Во второй его приезд произошло искушение от одного насельника монастыря. Не буду вдаваться в подробности, подобных тем полно и в интернете. Виноват наместник, не осознающий, какую ответственность за души вверенной братии на нём лежит, и не изгнавший такого монаха. Отец Симеон, с сожалением сказал, что это не последний раз, когда я буду сталкиваться с Элтонами Джонами в овечьих шкурах. Господь ждёт и их покаяния и исправления. Люди, прикрывающиеся рясами в своих корыстных или порочных целях и это большая проблема. Один митрополит накладывает запреты им на служение на пятнадцать лет, приходит другой и эти запреты снимает. Большой грех осуждать церковное руководство, мы должны молиться об их исправлении, но давать здравую оценку, как говорил Даниил Сысоев, наша обязанность. Вопрос заключается в том, что наместников-управленцев, а не духовных отцов, назначают митрополиты, хотя по уставам монастырей, он должен избираться из числа братии, посредством голосования. Тоже, кстати, происходит и на приходах, где кандидата в священники должны выбирать из своего числа верующие, как зарекомендовавшего себя добрыми делами и созиданием своей собственной семьи. Но приходы восстанавливаются, почти все прихожане бабушки и женщины, воцерковление которых, оставляет желать лучшего. Мужчин на приходах мало, поэтому право выбора священника, как и в дореволюционное время, за собой оставили архиереи. А мужчины не ходят, потому что не видят мужественности и опыта у бывших семинаристов, кроме школы ничего не видевших. Человеку, имеющему за плечами военную кампанию, отсидку, два развода и молодую любовницу, им посоветовать нечего. Бывший семинарист может вспомнить что-то из Евангелия, но не подкреплённые опытом слова не найдут отклика в душе такого мужика. Он с досадой вздохнёт и выйдет из храма, возможно, чтобы пересечь его порог уже только телом, в последний раз. Поэтому отвечая одному медийному батюшке, скажу, что проблема не в мужиках, а в женственных священниках, сидящих под каблуком своих матушек – быстро разобравшихся, что к чему, и взявших удила в свои руки. В семейных вопросах он не советчик, потому что целиком и полностью отдал главенство в семье – своей жене, несчастной, без сильного плеча рядом.
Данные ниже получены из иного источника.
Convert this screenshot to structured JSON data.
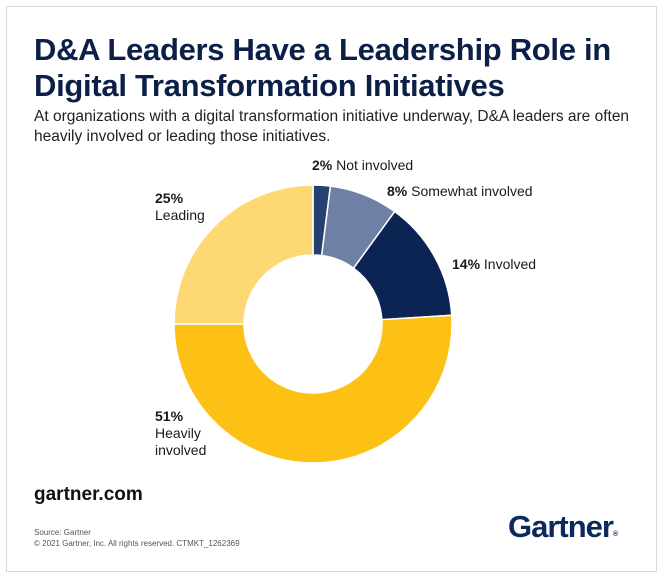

В конце лета, один из отцов, ездивший на Афон пригласил к нам старца-схимонаха, пользовавшегося духовным руководством и жившего рядом со святым Паисием Святогорцем. Его родители – русские иммигранты, но родился он уже в Греции. Подростком участвовал в партизанском движении по освобождению страны от фашистов. Воспитанный в верующей семье, дослужился до полковника и познакомился со святым Паисием, чтобы через какое-то время стать монахом. Отцу Иоакиму было восемьдесят шесть лет. Я прочитал его книгу, по детски простую и глубокую. Эту трогательную историю времён фашистской оккупации пересказать мне не хватит таланта.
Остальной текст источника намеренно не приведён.